A algunos les parece increíble que en la época de los millennials el socialismo sea una moda. Pero esto no es casual.

En su fracasada pero peligrosa campaña presidencial de 2016, el vetusto socialista Bernie Sanders logró cautivar a muchos jóvenes. Fue un instante de frenesí para los entusiastas de las “ideas progresistas” que continúan aplaudiendo al admirador de proyectos como la Revolución cubana a la que, lejos de catalogar como una penitenciaría social (su esencia socialista se lo impide), defiende como una sociedad con grandes “avances” en la educación y la salud, y en la que las personas, según Sanders, no trabajan para ellos mismos sino por el bien común. Eso les dice, desde hace décadas, a sus alumnos y admiradores.

En un video emitido por el canal 17 Town Meeting Television en junio de 2015, Sanders criticó que no debe olvidarse que Fidel Castro “educó a sus hijos, les dio atención médica y transformó totalmente a la sociedad”.  Y así otras defensas de su ideología socialista.

Cuando Sanders les habla de “igualdad de ingresos”, de asistir a las universidades y tener servicios de salud sin pagar un centavo, de derechos para comunidad LGTB, de “revertir los efectos del cambio climático” y otros de sus temas recurrentes, sus seguidores le aplauden y se sienten identificados con sus discursos. Los ejemplos de Sanders suelen ser del llamado “socialismo nórdico”, con aquello de “si ellos lo tienen, ¿por qué nosotros no?”. Pero en realidad la mayoría no tiene idea de qué les está hablando.

Pasa lo mismo con la joven promesa socialista del Partido Demócrata y discípula de Sanders, Alexandria Ocasio-Cortez, que acaba de ganarle las elecciones primarias al líder demócrata Joseph Crowley en el distrito 14 de Nueva York. Los planteamientos de Ocasio-Cortez, propios de su organización, Socialistas Democráticos de América, se basan en el discurso socialista de siempre: el encantamiento de las multitudes a través de la utopía. En otras palabras, decirle a la gente lo que quiere escuchar. Ahora bien, convertir la quimera en realidad, eso ya es otra cosa. Eso es el sueño americano; es decir, el capitalismo.

Es tan risible como patético ver que cuando le preguntas a esos jóvenes por los millones de crímenes del comunismo y el histórico fracaso del socialismo real (si acaso alguno sabe de su existencia o acepta reconocerla), te responden que no es a ese tipo de socialismo al que ellos aspiran, sino a un socialismo que de verdad se preocupe por las necesidades de la gente, en el que todos sean iguales, disfruten de salud y educación gratuitas (esto casi nunca falta), en el que la corrupción sea eliminada, en el que haya más seguridad.

Y para lograr esto –dicen los políticos socialistas– lo que tenemos es que “planificar” la economía y pagar más impuestos, sobre todo la clase media, que es la que siempre termina financiando las “ideas progresistas” hasta que pasan a otra clase, con menos recursos por supuesto, la proletaria.

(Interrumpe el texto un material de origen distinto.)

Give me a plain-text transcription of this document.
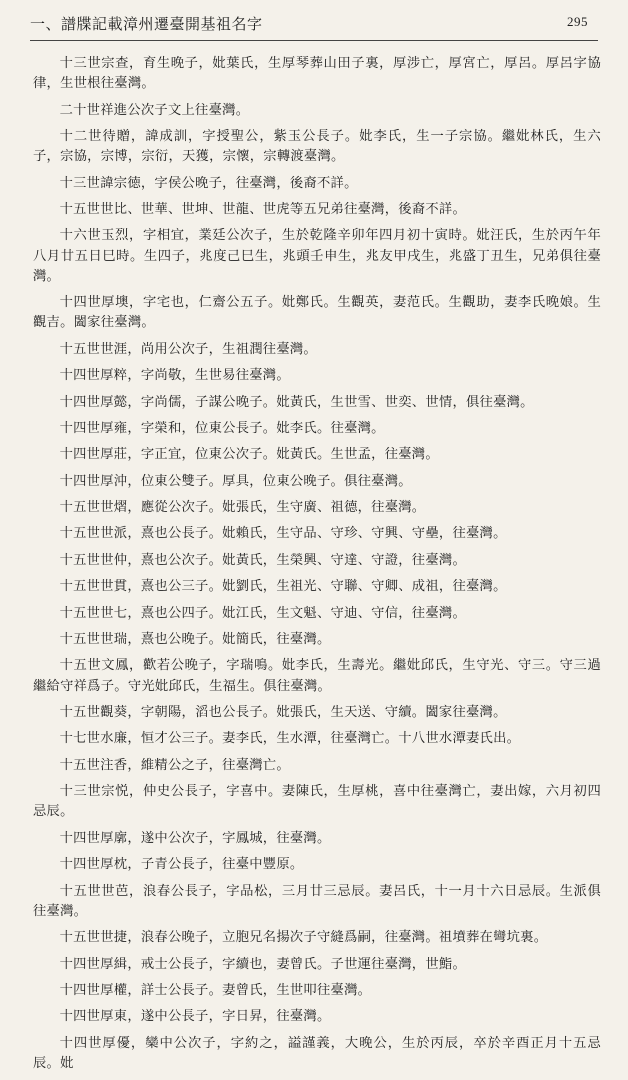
一、譜牒記載漳州遷臺開基祖名字	295

十三世宗查，育生晚子，妣葉氏，生厚琴葬山田子裏，厚涉亡，厚宮亡，厚呂。厚呂字協律，生世根往臺灣。

二十世祥進公次子文上往臺灣。

十二世待贈，諱成訓，字授聖公，紫玉公長子。妣李氏，生一子宗協。繼妣林氏，生六子，宗協，宗博，宗衍，天獲，宗懷，宗轉渡臺灣。

十三世諱宗徳，字侯公晚子，往臺灣，後裔不詳。

十五世世比、世華、世坤、世龍、世虎等五兄弟往臺灣，後裔不詳。

十六世玉烈，字相宜，業廷公次子，生於乾隆辛卯年四月初十寅時。妣汪氏，生於丙午年八月廿五日巳時。生四子，兆度己巳生，兆頭壬申生，兆友甲戌生，兆盛丁丑生，兄弟俱往臺灣。

十四世厚墺，字宅也，仁齋公五子。妣鄭氏。生觀英，妻范氏。生觀助，妻李氏晚娘。生觀吉。闔家往臺灣。

十五世世涯，尚用公次子，生祖潤往臺灣。

十四世厚粹，字尚敬，生世易往臺灣。

十四世厚懿，字尚儒，子謀公晚子。妣黃氏，生世雪、世奕、世情，俱往臺灣。

十四世厚雍，字榮和，位東公長子。妣李氏。往臺灣。

十四世厚莊，字正宜，位東公次子。妣黃氏。生世孟，往臺灣。

十四世厚沖，位東公雙子。厚具，位東公晚子。俱往臺灣。

十五世世熠，應從公次子。妣張氏，生守廣、祖德，往臺灣。

十五世世派，熹也公長子。妣賴氏，生守品、守珍、守興、守壘，往臺灣。

十五世世仲，熹也公次子。妣黃氏，生榮興、守達、守證，往臺灣。

十五世世貫，熹也公三子。妣劉氏，生祖光、守聯、守卿、成祖，往臺灣。

十五世世七，熹也公四子。妣江氏，生文魁、守迪、守信，往臺灣。

十五世世瑞，熹也公晚子。妣簡氏，往臺灣。

十五世文鳳，歡若公晚子，字瑞鳴。妣李氏，生壽光。繼妣邱氏，生守光、守三。守三過繼給守祥爲子。守光妣邱氏，生福生。俱往臺灣。

十五世觀葵，字朝陽，滔也公長子。妣張氏，生天送、守續。闔家往臺灣。

十七世水廉，恒才公三子。妻李氏，生水潭，往臺灣亡。十八世水潭妻氏出。

十五世注香，維精公之子，往臺灣亡。

十三世宗悦，仲史公長子，字喜中。妻陳氏，生厚桃，喜中往臺灣亡，妻出嫁，六月初四忌辰。

十四世厚廓，遂中公次子，字鳳城，往臺灣。

十四世厚枕，子青公長子，往臺中豐原。

十五世世芭，浪春公長子，字品松，三月廿三忌辰。妻呂氏，十一月十六日忌辰。生派俱往臺灣。

十五世世捷，浪春公晚子，立胞兄名揚次子守縫爲嗣，往臺灣。祖墳葬在彎坑裏。

十四世厚緝，戒士公長子，字續也，妻曾氏。子世運往臺灣，世鮨。

十四世厚權，詳士公長子。妻曾氏，生世叩往臺灣。

十四世厚東，遂中公長子，字日昇，往臺灣。

十四世厚優，欒中公次子，字約之，謚謹義，大晚公，生於丙辰，卒於辛酉正月十五忌辰。妣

Y la gente aplaude, como a un prestidigitador en una tribuna, los posibles actos de magia de sus promesas de campaña y luego de mandato. El sueño eterno (ilusionista, adormecedor) de las apasionadas masas.

Mientras Cuba, Venezuela, Nicaragua, Bolivia y todos los países donde el rotundo fracaso del socialismo real es un ejemplo irrefutable de la inviabilidad de este sistema, no faltan los jovencitos estadounidenses que salen a marchar gritando consignas anticapitalistas y promover la creación de leyes para torcer su libertad y apoyar proyectos progresistas que, de cimentarse, liquidarían todo progreso.

Pese a su evidente disfuncionalidad, el socialismo sigue cautivando no pocas mentes. Sobre todo en universidades, incluso en Estados Unidos, donde se preocupan más por criticar, desde una postura revolucionaria, las “desigualdades” del capitalismo, por condenar los sistemas totalitarios menos populares como el fascismo y el nazismo, pero donde la verdad del comunismo, o el socialismo real –la misma bestia con diferente disfraz– brilla por su ausencia.

De ahí que sea común –insisto, no por casualidad– encontrar grupos de estudiantes y recién graduados convencidos de que el socialismo es el mejor de los sistemas posibles. Y para persuadir a otros –la mayoría desconocedores y descontentos– se organizan para realizar todo tipo de manifestaciones, desde algarabías públicas hasta campañas en redes sociales y agendas de penetración en espacios culturales y medios de comunicación. Y así continúa creciendo esa gran locura, una farsa aprobada por las mayorías, que hoy, más que simple enfermedad, es una pandemia social, global, a la que esencialmente el socialismo aspira. Esa sigue siendo su victoria más profunda.